Den Veranstaltern habe ich einen kurzen Kommentar in ihrem Blog hinterlassen mit der Bitte, doch beim nächsten Mal auf die Barrierefreiheit zu achten. Ich würde nämlich beim nächsten Mal gerne teilnehmen. Das war gar nicht mal als Rüffel gedacht, ich weiß, dass viele Leute nicht an Barrierefreiheit denken, sondern als Hinweis. Und dann passierte folgendes: Über Technorati fand ich einen Link zu meinem Blog.

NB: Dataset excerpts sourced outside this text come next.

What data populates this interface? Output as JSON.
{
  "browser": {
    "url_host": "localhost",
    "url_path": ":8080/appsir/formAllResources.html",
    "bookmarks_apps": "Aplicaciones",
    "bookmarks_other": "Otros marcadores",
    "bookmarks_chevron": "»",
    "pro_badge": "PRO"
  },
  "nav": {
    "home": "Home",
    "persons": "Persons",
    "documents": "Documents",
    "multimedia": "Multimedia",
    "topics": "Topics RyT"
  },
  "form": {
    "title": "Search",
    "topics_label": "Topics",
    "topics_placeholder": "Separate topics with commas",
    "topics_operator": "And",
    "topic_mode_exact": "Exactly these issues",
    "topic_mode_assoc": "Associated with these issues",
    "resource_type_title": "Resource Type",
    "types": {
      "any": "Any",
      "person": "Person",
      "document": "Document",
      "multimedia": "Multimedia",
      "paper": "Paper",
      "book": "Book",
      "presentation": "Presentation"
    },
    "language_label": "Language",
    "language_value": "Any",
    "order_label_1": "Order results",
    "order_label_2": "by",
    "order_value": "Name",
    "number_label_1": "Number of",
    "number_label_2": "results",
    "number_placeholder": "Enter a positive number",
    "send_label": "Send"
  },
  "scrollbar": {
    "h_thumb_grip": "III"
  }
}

Er führte zu einem Blogeintrag der Veranstalter mit einer großen Entschuldigung an mich und der Bitte, mich zu melden. Das habe ich getan und bekam eine Entschuldigungsmail, auch im Namen der Sponsoren. Wie ungemein freundlich und nett! Mir passiert es schon öfter, dass ich irgendwo nicht teilnehmen kann, weil die Location nicht barrierefrei ist. Meistens kriege ich dann zu hören: „Wir konnten ja nicht ahnen, dass jemand im Rollstuhl kommen will.“ Aber es passiert wirklich selten, dass sich ein Veranstalter so aufrichtig und nett entschuldigt und dann auch noch verspricht, die Veranstaltung künftig in einen barrierefreien Raum zu verlegen.

Dafür sind wir nicht zuständig

Ja, ich weiß, einige haben die Geschichten von Silverlink schon vermisst. Heute war ich mal wieder in Willesden Junction, aber um die U-Bahn zu nutzen. Die Silverlink-Züge und die U-Bahn fahren vom gleichen Gleis. Der einzige Unterschied ist, dass man bei den Silverlink-Zügen eine Stufe nach oben überwinden muss und bei der U-Bahn eine riesen Stufe (ich schätze über 30cm) nach unten steigen muss. Nun weiß ich ja, dass es in Willesden Junction eine Rampe gibt. Ich hatte diese Rampe auch schon mal für die U-Bahn genutzt. Das war kein Problem. Die U-Bahnmitarbeiter haben sie in den Zug gelegt und alles war okay.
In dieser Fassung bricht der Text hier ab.